Pálida, María de los Perros Amor, mostraba una expresión horripilada. Recordaba que, personalmente, había asistido al multitudinario funeral de Luis Sandrini; que, conmovida, se había abrazado con Malvina Pastorino junto al féretro del popular finado. Y ahora, viéndolo de pie con un ramo de rosas exangües, torpe y desmañado, chapoteando en un charco de agua, con el mismo gesto que tantas veces había presenciado en su infancia en el único cine de su pueblo natal, la Primera Dama no podía evitar una mezcla de pavor y emoción que, como de costumbre, se le manifestaba en la absoluta imposibilidad para articular palabra. Sin embargo, María de los Perros Amor notaba que algo en ella se abría paso por sobre su voluntad, una frase se le impuso como si proviniera de un pensamiento ajeno al suyo y cuya pronunciación se le aparecía como un mandato al que no podía desobedecer:

– Luis, sabía que vendría y le preparé un pastel -dijo desconcertada por su involuntario acceso de verbosidad.

Luis Sandrini ensayó su mirada más tierna, sacudió el ramo de rosas empapando, de paso, a su interlocutora y titubeó:

– Son para usted, María -dijo y avanzó un paso

María de los Perros Amor tomó las flores y, primorosamente, las puso en el balde de lata que pendía de su brazo derecho.

– A propósito, María, ¿cómo está su marido? -inquirió Luis Sandrini, con un mal disimulado interés en establecer si la anfitriona estaba sola en casa.

– Debajo de su zapato -contestó escueta la Pri mera Dama sin despegar la vista del inesperado galán. Seguía animada por el mismo inexplicable mandato que se había adueñado de sus cuerdas vocales.

En ese preciso momento, cuando Luis Sandrini levantó torpemente el pie de la cara del Presidente, Su Excelencia intentó abrir los ojos mientras volvía en sí sacudiendo la cabeza a izquierda y derecha.

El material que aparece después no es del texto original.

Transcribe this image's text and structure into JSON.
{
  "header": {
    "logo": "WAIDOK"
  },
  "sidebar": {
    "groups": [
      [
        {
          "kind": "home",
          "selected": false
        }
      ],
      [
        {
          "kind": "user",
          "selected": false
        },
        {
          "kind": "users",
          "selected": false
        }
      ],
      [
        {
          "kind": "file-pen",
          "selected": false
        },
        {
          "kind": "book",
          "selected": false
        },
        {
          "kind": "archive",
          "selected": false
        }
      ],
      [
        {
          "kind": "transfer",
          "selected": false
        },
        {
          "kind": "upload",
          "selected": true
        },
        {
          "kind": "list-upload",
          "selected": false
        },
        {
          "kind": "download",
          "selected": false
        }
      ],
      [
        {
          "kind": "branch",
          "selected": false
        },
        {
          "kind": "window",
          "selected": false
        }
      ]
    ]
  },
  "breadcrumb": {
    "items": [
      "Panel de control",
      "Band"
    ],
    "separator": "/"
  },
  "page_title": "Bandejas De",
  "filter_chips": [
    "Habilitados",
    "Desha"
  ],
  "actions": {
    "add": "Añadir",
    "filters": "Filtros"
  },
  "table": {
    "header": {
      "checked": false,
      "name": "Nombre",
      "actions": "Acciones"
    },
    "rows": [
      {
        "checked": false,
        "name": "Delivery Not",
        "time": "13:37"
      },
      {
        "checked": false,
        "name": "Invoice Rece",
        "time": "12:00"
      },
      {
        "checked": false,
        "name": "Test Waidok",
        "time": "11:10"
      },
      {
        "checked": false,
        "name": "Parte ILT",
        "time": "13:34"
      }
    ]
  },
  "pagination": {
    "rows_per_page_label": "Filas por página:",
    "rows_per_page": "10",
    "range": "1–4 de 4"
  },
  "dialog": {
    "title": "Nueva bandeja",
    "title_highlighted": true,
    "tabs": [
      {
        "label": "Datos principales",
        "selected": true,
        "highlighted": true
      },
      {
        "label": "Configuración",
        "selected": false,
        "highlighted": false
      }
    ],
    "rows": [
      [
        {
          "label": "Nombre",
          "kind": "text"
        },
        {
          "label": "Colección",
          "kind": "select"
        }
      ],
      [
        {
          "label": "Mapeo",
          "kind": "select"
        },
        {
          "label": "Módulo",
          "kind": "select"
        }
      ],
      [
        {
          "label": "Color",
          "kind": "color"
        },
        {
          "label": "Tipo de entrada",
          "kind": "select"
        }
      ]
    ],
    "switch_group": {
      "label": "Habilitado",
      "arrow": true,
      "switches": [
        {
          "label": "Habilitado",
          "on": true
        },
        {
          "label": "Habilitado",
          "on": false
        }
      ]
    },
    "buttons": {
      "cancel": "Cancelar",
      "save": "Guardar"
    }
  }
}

Entonces, de pronto, la Primera Dama entró en pánico. Se sintió infinitamente culpable. ¿Qué pasaría si su marido la descubría sosteniendo un ramo de flores de manos de su insólito festejante? Antes de que el Presidente pudiera incorporarse sobre sus codos, María de los Perros Amor, movida por una voluntad contraria a la suya, levantó el pesado balde y lo descargó con fuerza sobre la cabeza de su esposo. El Primer Mandatario volvió a ponerse bizco, levantó el índice y antes de que pudiera expresar su sentencia, se desmayó por segunda vez.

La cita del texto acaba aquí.